According to The Heritage Foundation, Hong Kong is and has been, for the last 25 years, an exponent of and exemplary model for economic freedom. Despite its urban development regulation, property rights infringement, state monopolies, the erosion of the Rule of Law, or its unequal and overwhelming labour regulations, Hong Kong can still be proud of one of the most thoroughly discussed aspects of classical liberalism: private roads and sidewalks. After offering a brief explanation of the different alternatives to road-socialization, I will focus on one specific problem in the privatization of roads: the idea, vox popul, that if we privatize common areas such as roads, sidewalks, or parks, they would not be free anymore, but shall become expensive, unaffordable or unavailable.
Who Will Built the Roads?
Roads, sidewalks, and other common areas are a scarce resource and, thus, the best way to distribute and manage them is, libertarianism tells us, the free market. There is a psychological element behind the idea that government intervention is a must when we are dealing with complex, important, or basis services, such as healthcare, education or, indeed, roads. Our emotional response is a compelling, dire need for a superior and abstract entity who can magically manage that complexity: the government. But the government is not, however, an abstract entity –it is in fact a collection, so to speak, of highly unskilled individuals without incentives to do their job properly. Therefore, government management often results in absolute failure and waste of resources. As it is the case with traffic jams: a collision between the private production of vehicles and the public management of roads.
But without government, who will build the roads? This endless question has a simple answer: the same people who are building them now: contracting companies hired by the government. The government does not build roads. The government, in fact, builds nothing. The government only steals half of our salary to redistribute it inefficiently to provide us with things that we barely use or that, once we use them, they won’t work properly. The fantasy perpetuates itself like a self-fulfilling prophecy under the excuse that “it has always been like that” and, if things were to change, it will lead to complete chaos.

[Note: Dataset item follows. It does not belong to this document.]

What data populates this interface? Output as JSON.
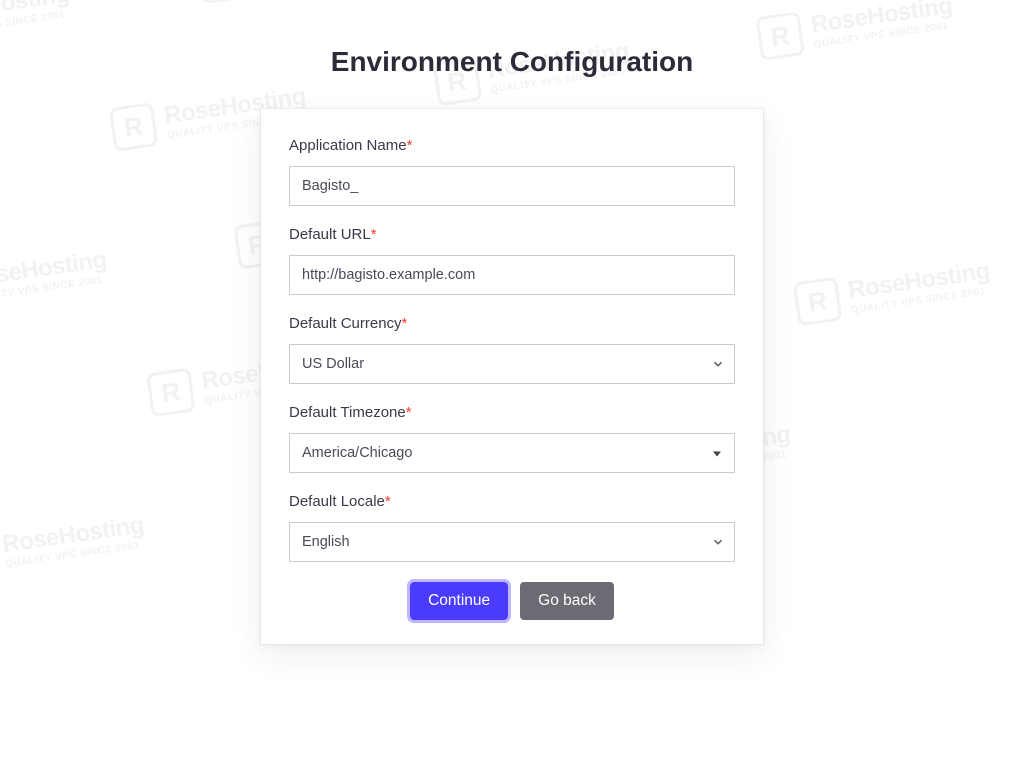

But when abolitionist tried to get rid of slavery in the United States, some people used the same excuse: Who will pick the cotton when we free the slaves? Indeed, many were convinced that, without slaves picking cotton, clothes would not get made, families and companies would go bankrupt, and kids would freeze to death (Rothbard 2006; Samuels 2015, 191-193). But after the abolition of slavery new incentives led to the development of new technologies to pick the cotton. As happened with slavery, we are unable to predict what kind of roads and how necessary roads will be in a world without public roads, because government intervention kills any possible incentive to such development. Without free market and the incentives it creates we cannot predict the development of new technologies.

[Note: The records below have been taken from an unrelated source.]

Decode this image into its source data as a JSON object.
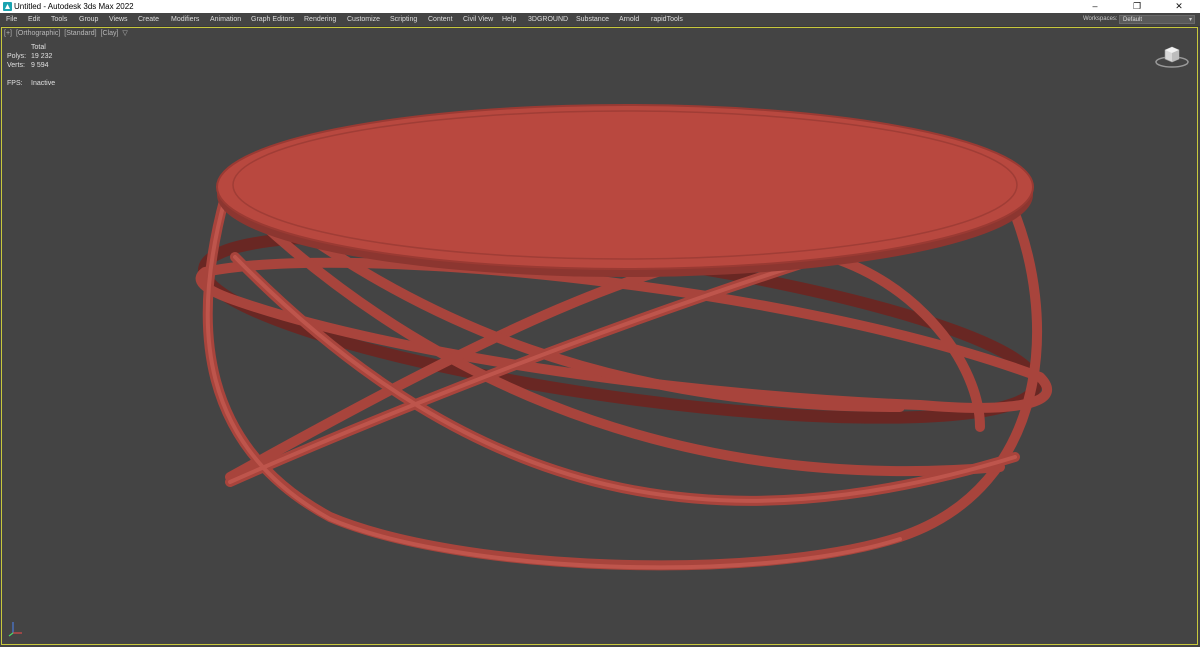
{
  "window": {
    "title": "Untitled - Autodesk 3ds Max 2022",
    "controls": {
      "minimize": "–",
      "maximize": "❐",
      "close": "✕"
    }
  },
  "menu": [
    "File",
    "Edit",
    "Tools",
    "Group",
    "Views",
    "Create",
    "Modifiers",
    "Animation",
    "Graph Editors",
    "Rendering",
    "Customize",
    "Scripting",
    "Content",
    "Civil View",
    "Help",
    "3DGROUND",
    "Substance",
    "Arnold",
    "rapidTools"
  ],
  "workspace": {
    "label": "Workspaces:",
    "value": "Default"
  },
  "viewport": {
    "label": [
      "[+]",
      "[Orthographic]",
      "[Standard]",
      "[Clay]"
    ],
    "filter_icon": "funnel-icon",
    "stats": {
      "header": "Total",
      "polys_label": "Polys:",
      "polys_value": "19 232",
      "verts_label": "Verts:",
      "verts_value": "9 594",
      "fps_label": "FPS:",
      "fps_value": "Inactive"
    },
    "model_color": "#b5473f",
    "background_color": "#444444",
    "active_border_color": "#c8c83c"
  }
}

There are, however, many alternatives to government intervention based on the private sector, from the threshold pledge system described here, to roads built by companies who need logistic services, roads for their employers, and roads for their customers. In Hong Kong it is not hard to see “Private Roads” in all neighborhoods, working as open malls where people and cars can freely come and go without restrictions –a variation of the “center model” proposed by Block (2009, 16).